Weszli do środka, a ja pojechałam w inne miejsce. Gdy dojechałam zdębiałam. Nic nie było gotowe! No mnie chyba coś strzeli... Dekoracje nie porozwieszane, sprzętu i jedzenia nie ma. Jakaś katastrofa... Złapałam za ramie jakąś dziewczynę, która niosła jakieś pudła

- Gdzie szef?

-W-w skończonym gabinecie... - Ooo... Już ja się z nim policzę.- Ruszyłam w stronę gabinetu, ale gdy byłam co raz bliżej tym bardziej nie podobały mi się dźwięki jakie stamtąd dochodziły. gdy otworzyłam drzwi z rozmachem zobaczyłam faceta, którego wynajęłam do tego zlecenia zabawiającego się z dziewczyną młodszą przynajmniej o połowę... Przynajmniej wiem dlaczego to nie jest skończone...

- Pani teraz wychodzi, a ty...- wskazałam na mężczyznę- Masz być za dwie minuty w salonie.- Nie mam siły się z nim użerać. Ale jak mus to mus.- O ile się nie mylę umowa mówiła, że dzisiaj wszystko będzie gotowe... Mogę wiedzieć, dlaczego NIC nie jest zrobione?

- Po-ponieważ...- nie wierzę, teraz to się zamknął, ale przed chwilą to było go słychać w całym domu jak pieprzył tam tą dziewczynę. Próbowałam się uspokoić ze względu na dziecko, a poza tym złość niczego nie wskóra. 

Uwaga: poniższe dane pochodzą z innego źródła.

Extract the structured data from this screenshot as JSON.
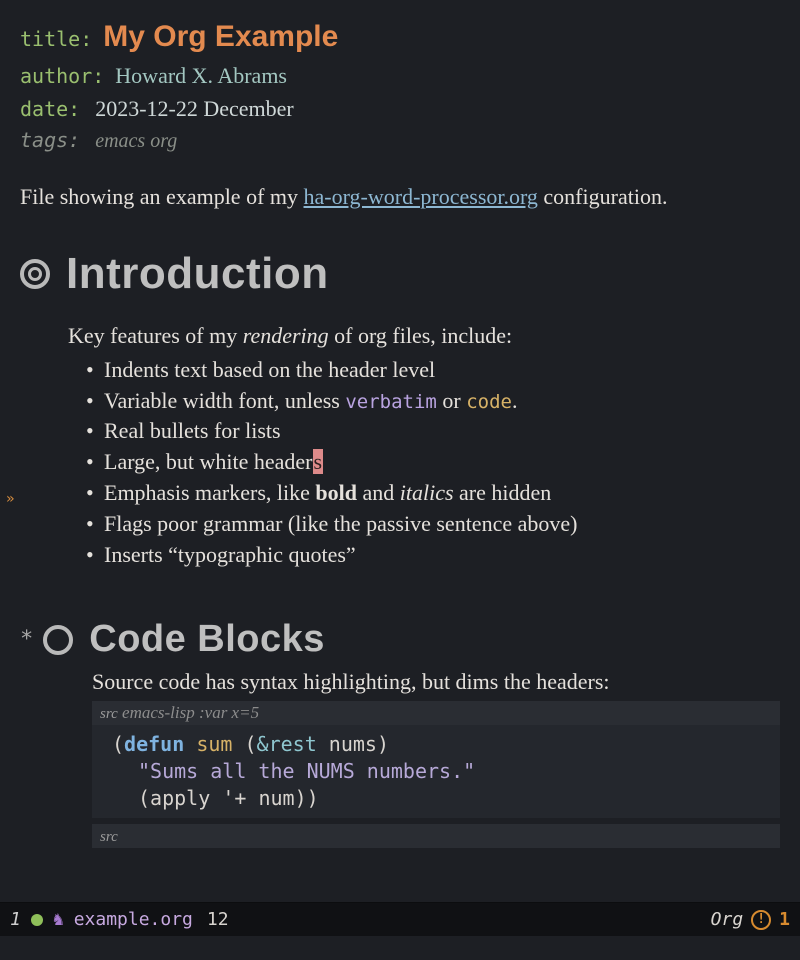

- Jak to mówią umiesz liczyć, licz na siebie... hmm... Dobra zrobimy tak, ja cie zwolnię po cichu, ty nie zrobisz afery, a ja nie powiem, że pieprzyłeś dziewczynę, która była pewnie nawet niepełnoletnia... Może być. Oczywiście, że może, a nawet jeśli... to nie masz nic do gadania w tej sprawie. A teraz zejdź mi z oczu, człowieku.

***********************************

Po kilku godzinach załatwiania spraw udało się. Jedzenie przywieźli, dekoracje zawieszone, a sprzęt przywiozą znajomi.- Która jest?- 18:27 CO!? JAK?!